64bb) Angesichts dessen, dass der angefochtene Bescheid sich bei erneuter Überprüfung weiterhin als rechtmäßig erweist, überwiegt das öffentliche Vollzugsinteresse weiterhin das Aussetzungsinteresse des Antragstellers. Dem steht nicht entgegen, dass der Verwaltungsgerichtshof Baden-Württemberg dem Gerichtshof der Europäischen Union mit Beschluss vom 15. März 2017 - A 11 S 2151/16 -, juris, mehrere für das vorliegende Verfahren relevante Fragen zur Entscheidung vorgelegt hat. Dies betrifft zum einen die Frage, ob die Überstellung eines Asylbewerbers in den zuständigen Mitgliedstaat unzulässig ist, wenn er für den Fall der Zuerkennung eines internationalen Schutzstatus dort im Hinblick auf die dann zu erwartenden Lebensumstände einem ernsthaften Risiko ausgesetzt wäre, eine Behandlung i.S.d. Art. 4 GrCh zu erfahren, und zum anderen Fragen zum Verständnis des Art. 29 Abs. 2 Satz 2 VO 604/2013. Diese Fragen stellen sich auch im vorliegenden Verfahren, so dass sich derzeit nicht feststellen lässt, dass der angefochtene Verwaltungsakt offensichtlich rechtmäßig ist.
65Vgl. BVerfG, Beschlüsse vom 17. Januar 2017 - 2 BvR 2013/16 -, NVwZ 2017, 470, Rn. 18, sowie vom 14. Dezember 2017 - 2 BvR 1872/17 - juris Rn. 18.
66Jedoch fällt bei der gebotenen Interessenabwägung im Anwendungsbereich der Verordnung (EU) Nr. 604/2013 die Wertung des europäischen Rechts ins Gewicht, dass grundsätzlich in jedem Mitgliedstaat angemessene, durch das Unionsrecht vereinheitlichte Aufnahmebedingungen herrschen, die Mindeststandards festlegen und die Grundlage für das Prinzip gegenseitigen Vertrauens zwischen den Mitgliedstaaten im Gemeinsamen Europäischen Asylsystem bilden. Ein Überwiegen des Suspensivinteresses wird bei einer unionsrechtlich nicht geklärten Rechtsfrage, die das Verwaltungsgericht im Eilverfahren vorläufig zu Lasten des Asylbewerbers entscheidet, deshalb nur dann zu bejahen sein, wenn besondere, in der Person des Asylbewerbers oder im Asyl- und Aufnahmesystem des für die Durchführung des Asylverfahrens zuständigen Mitgliedstaats liegende Gründe die Rücküberstellung in einen anderen Mitgliedstaat mit der Folge, dass das Hauptsacheverfahren in Deutschland von dort aus betrieben werden muss, unzumutbar erscheinen lassen.

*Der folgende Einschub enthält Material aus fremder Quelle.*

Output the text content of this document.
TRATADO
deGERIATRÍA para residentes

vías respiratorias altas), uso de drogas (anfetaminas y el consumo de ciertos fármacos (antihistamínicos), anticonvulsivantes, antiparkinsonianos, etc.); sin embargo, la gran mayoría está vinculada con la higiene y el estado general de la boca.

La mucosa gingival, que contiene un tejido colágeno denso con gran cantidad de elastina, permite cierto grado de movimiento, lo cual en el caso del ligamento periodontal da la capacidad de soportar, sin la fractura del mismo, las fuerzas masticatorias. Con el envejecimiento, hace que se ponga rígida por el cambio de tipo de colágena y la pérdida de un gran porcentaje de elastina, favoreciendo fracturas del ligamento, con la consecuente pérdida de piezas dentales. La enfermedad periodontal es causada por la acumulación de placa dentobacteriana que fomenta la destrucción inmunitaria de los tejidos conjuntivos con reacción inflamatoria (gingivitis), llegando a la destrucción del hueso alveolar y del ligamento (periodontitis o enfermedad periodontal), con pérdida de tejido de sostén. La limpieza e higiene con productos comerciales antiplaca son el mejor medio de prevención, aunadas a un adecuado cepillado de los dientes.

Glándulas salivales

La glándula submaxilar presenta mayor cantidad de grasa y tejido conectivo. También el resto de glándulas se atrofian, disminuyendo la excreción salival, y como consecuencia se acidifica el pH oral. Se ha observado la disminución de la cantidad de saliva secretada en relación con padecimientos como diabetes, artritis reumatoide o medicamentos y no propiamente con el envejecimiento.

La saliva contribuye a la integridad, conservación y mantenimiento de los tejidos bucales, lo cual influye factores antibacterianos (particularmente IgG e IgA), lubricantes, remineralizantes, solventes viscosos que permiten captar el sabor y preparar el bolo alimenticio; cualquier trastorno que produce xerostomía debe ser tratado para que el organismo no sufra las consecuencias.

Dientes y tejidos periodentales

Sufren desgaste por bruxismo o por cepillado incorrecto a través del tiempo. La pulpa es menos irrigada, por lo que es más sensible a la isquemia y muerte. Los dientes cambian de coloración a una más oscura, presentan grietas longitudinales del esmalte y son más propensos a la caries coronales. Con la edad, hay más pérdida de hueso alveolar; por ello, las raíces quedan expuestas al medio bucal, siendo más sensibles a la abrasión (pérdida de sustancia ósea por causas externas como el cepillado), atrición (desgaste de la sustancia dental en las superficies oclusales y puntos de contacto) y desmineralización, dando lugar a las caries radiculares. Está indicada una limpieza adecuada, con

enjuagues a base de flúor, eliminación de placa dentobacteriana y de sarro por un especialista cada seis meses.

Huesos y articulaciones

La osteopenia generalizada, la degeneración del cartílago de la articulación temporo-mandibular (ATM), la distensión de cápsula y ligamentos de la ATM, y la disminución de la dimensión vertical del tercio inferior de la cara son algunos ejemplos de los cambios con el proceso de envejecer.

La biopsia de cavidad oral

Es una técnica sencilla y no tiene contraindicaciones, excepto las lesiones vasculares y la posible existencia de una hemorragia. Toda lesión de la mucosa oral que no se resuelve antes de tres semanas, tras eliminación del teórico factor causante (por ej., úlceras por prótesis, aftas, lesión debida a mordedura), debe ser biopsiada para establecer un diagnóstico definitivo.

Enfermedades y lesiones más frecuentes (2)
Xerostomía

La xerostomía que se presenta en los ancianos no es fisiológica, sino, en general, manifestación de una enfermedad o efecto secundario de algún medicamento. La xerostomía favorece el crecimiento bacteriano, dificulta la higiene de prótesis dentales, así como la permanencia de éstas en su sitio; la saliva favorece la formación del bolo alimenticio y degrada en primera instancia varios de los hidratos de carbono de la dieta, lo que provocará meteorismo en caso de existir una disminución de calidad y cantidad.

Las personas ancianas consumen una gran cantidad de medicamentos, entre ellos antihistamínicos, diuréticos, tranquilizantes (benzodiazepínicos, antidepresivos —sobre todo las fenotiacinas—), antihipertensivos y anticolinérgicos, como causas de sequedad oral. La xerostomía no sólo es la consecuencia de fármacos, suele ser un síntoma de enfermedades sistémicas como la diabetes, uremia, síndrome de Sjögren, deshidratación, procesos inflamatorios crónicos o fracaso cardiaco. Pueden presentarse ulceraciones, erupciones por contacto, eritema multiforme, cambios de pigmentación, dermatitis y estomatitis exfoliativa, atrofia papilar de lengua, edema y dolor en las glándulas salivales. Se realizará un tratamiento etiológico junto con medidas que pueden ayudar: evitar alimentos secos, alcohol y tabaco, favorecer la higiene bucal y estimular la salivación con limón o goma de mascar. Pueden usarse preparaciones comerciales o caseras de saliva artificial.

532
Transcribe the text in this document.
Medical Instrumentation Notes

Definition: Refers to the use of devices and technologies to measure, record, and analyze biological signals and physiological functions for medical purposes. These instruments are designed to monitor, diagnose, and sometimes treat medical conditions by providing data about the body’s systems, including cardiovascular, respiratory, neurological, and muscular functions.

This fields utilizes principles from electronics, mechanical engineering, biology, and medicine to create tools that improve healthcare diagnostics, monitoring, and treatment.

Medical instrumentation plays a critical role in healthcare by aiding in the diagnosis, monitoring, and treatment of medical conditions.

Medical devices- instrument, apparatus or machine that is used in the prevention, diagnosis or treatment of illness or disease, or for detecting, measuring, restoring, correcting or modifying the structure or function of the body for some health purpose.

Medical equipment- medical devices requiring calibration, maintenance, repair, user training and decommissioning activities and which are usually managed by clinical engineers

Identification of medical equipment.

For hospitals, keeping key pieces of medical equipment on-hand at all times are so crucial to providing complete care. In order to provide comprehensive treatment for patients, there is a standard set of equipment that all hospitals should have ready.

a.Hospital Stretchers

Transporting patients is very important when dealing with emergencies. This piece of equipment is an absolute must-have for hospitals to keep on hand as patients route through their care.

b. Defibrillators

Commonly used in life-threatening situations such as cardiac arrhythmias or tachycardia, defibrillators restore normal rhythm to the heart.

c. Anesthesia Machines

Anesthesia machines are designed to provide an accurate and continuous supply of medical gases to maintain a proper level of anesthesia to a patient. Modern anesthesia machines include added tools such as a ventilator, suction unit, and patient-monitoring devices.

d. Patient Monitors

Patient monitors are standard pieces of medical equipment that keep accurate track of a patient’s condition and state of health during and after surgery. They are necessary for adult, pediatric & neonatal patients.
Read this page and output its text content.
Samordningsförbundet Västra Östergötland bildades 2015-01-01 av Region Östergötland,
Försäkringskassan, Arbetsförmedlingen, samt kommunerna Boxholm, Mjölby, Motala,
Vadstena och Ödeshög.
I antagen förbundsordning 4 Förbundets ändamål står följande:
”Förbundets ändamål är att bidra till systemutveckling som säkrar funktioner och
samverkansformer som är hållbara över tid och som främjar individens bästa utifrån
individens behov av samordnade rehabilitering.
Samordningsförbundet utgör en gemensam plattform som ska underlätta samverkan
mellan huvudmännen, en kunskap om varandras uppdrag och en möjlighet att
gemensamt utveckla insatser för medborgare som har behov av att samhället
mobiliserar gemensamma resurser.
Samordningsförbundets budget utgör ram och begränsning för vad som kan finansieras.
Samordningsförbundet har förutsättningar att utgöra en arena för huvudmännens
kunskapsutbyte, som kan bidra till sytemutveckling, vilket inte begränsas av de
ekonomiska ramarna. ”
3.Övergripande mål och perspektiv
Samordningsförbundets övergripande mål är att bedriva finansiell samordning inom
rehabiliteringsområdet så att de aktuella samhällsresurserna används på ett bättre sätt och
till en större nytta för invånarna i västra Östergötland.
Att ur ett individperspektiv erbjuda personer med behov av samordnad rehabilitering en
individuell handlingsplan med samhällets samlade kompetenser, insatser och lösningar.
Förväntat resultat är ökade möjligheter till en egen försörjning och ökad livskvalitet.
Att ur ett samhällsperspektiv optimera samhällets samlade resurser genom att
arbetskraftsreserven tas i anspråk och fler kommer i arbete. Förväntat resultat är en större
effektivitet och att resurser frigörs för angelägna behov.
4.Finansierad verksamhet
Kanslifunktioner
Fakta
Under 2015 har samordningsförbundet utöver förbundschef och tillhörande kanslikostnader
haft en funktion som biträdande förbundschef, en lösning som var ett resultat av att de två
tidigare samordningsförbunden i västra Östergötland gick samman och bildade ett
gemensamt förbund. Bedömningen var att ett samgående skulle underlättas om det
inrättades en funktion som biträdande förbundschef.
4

67Vgl. BVerfG, Beschlüsse vom 17. Januar 2017 - 2 BvR 2013/16 -, NVwZ 2017, 470, Rn. 19, sowie vom 14. Dezember 2017 - 2 BvR 1872/17 - juris Rn. 19.
68Derartige Umstände hat der Antragsteller nicht substantiiert vorgetragen. Dementsprechend ist im vorliegenden Fall maßgeblich, dass der Antragsteller nach den dem Gericht vorliegenden Erkenntnissen in Italien zumindest bis zur Entscheidung über seinen Asylantrag ausreichend mit Obdach und weiteren die menschliche Existenz sichernden Leistungen, insbesondere Nahrung, versorgt werden wird.
69Die Kostenentscheidung beruht auf §§ 154 Abs. 1 VwGO, 83b AsylG.